If your disability claim was denied based on a pre-existing condition, you may contact Aetna at 1-800-726-7777, Monday through Friday, 9:00 a.m. to 5:00 p.m. Eastern Time to find out if your claim is subject to re-examination.
In a recent Circular Letter, the New York Insurance Department provided important guidance on how New York's pre-existing condition statute 3234(a)(2) should be administered in light of the Court of Appeals decision in Benesowitz v. Metropolitan Life Insurance Company.
In Benesowitz, the court interpreted the New York pre-existing condition statute to mean that an insurance policy may impose a 12-month waiting period during which no benefits will be paid for a disability resulting from a pre-existing condition and arising in the first 12 months of coverage. The policy, however, may not permanently deny benefits because of a pre-existing condition. The court's interpretation has changed the way many insurers, including Aetna, will apply pre-existing condition clauses in their disability insurance policies.
Additional Details for Re-Examined Claims
Re-examined claims will be subject to a pre-existing condition waiting period and claimants will be required to furnish adequate proof of loss.

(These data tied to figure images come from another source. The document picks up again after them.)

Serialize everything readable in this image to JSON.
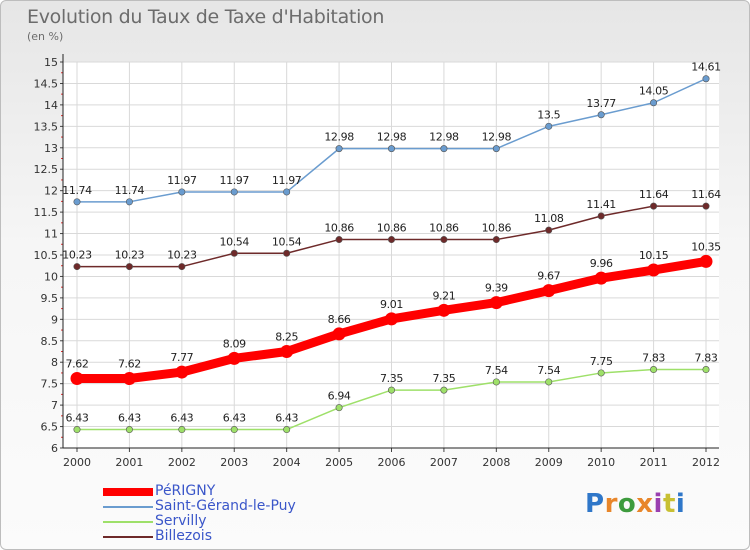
{
  "chart_data": {
    "type": "line",
    "title": "Evolution du Taux de Taxe d'Habitation",
    "subtitle": "(en %)",
    "x": [
      "2000",
      "2001",
      "2002",
      "2003",
      "2004",
      "2005",
      "2006",
      "2007",
      "2008",
      "2009",
      "2010",
      "2011",
      "2012"
    ],
    "ylim": [
      6,
      15
    ],
    "yticks": [
      "6",
      "6.5",
      "7",
      "7.5",
      "8",
      "8.5",
      "9",
      "9.5",
      "10",
      "10.5",
      "11",
      "11.5",
      "12",
      "12.5",
      "13",
      "13.5",
      "14",
      "14.5",
      "15"
    ],
    "grid": true,
    "legend_position": "bottom-left",
    "series": [
      {
        "name": "PéRIGNY",
        "color": "#ff0000",
        "values": [
          7.62,
          7.62,
          7.77,
          8.09,
          8.25,
          8.66,
          9.01,
          9.21,
          9.39,
          9.67,
          9.96,
          10.15,
          10.35
        ],
        "labels": [
          "7.62",
          "7.62",
          "7.77",
          "8.09",
          "8.25",
          "8.66",
          "9.01",
          "9.21",
          "9.39",
          "9.67",
          "9.96",
          "10.15",
          "10.35"
        ]
      },
      {
        "name": "Saint-Gérand-le-Puy",
        "color": "#6a9ccf",
        "values": [
          11.74,
          11.74,
          11.97,
          11.97,
          11.97,
          12.98,
          12.98,
          12.98,
          12.98,
          13.5,
          13.77,
          14.05,
          14.61
        ],
        "labels": [
          "11.74",
          "11.74",
          "11.97",
          "11.97",
          "11.97",
          "12.98",
          "12.98",
          "12.98",
          "12.98",
          "13.5",
          "13.77",
          "14.05",
          "14.61"
        ]
      },
      {
        "name": "Servilly",
        "color": "#9ee069",
        "values": [
          6.43,
          6.43,
          6.43,
          6.43,
          6.43,
          6.94,
          7.35,
          7.35,
          7.54,
          7.54,
          7.75,
          7.83,
          7.83
        ],
        "labels": [
          "6.43",
          "6.43",
          "6.43",
          "6.43",
          "6.43",
          "6.94",
          "7.35",
          "7.35",
          "7.54",
          "7.54",
          "7.75",
          "7.83",
          "7.83"
        ]
      },
      {
        "name": "Billezois",
        "color": "#6e2a2a",
        "values": [
          10.23,
          10.23,
          10.23,
          10.54,
          10.54,
          10.86,
          10.86,
          10.86,
          10.86,
          11.08,
          11.41,
          11.64,
          11.64
        ],
        "labels": [
          "10.23",
          "10.23",
          "10.23",
          "10.54",
          "10.54",
          "10.86",
          "10.86",
          "10.86",
          "10.86",
          "11.08",
          "11.41",
          "11.64",
          "11.64"
        ]
      }
    ]
  },
  "legend": {
    "items": [
      {
        "label": "PéRIGNY",
        "color": "#ff0000"
      },
      {
        "label": "Saint-Gérand-le-Puy",
        "color": "#6a9ccf"
      },
      {
        "label": "Servilly",
        "color": "#9ee069"
      },
      {
        "label": "Billezois",
        "color": "#6e2a2a"
      }
    ]
  },
  "logo": {
    "text": "Proxiti"
  }
}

In addition, all applicable policy provisions, limitations and exclusions will apply for any re-examined claim to the extent not prohibited by the Benesowitz decision.
Those insureds unable to demonstrate adequate proof of loss retroactively may nevertheless be eligible for disability benefits on a prospective basis, subject to the insured still being covered under the policy, providing adequate proof of loss and meeting all of the otherwise applicable rules and requirements for claims review under the policy.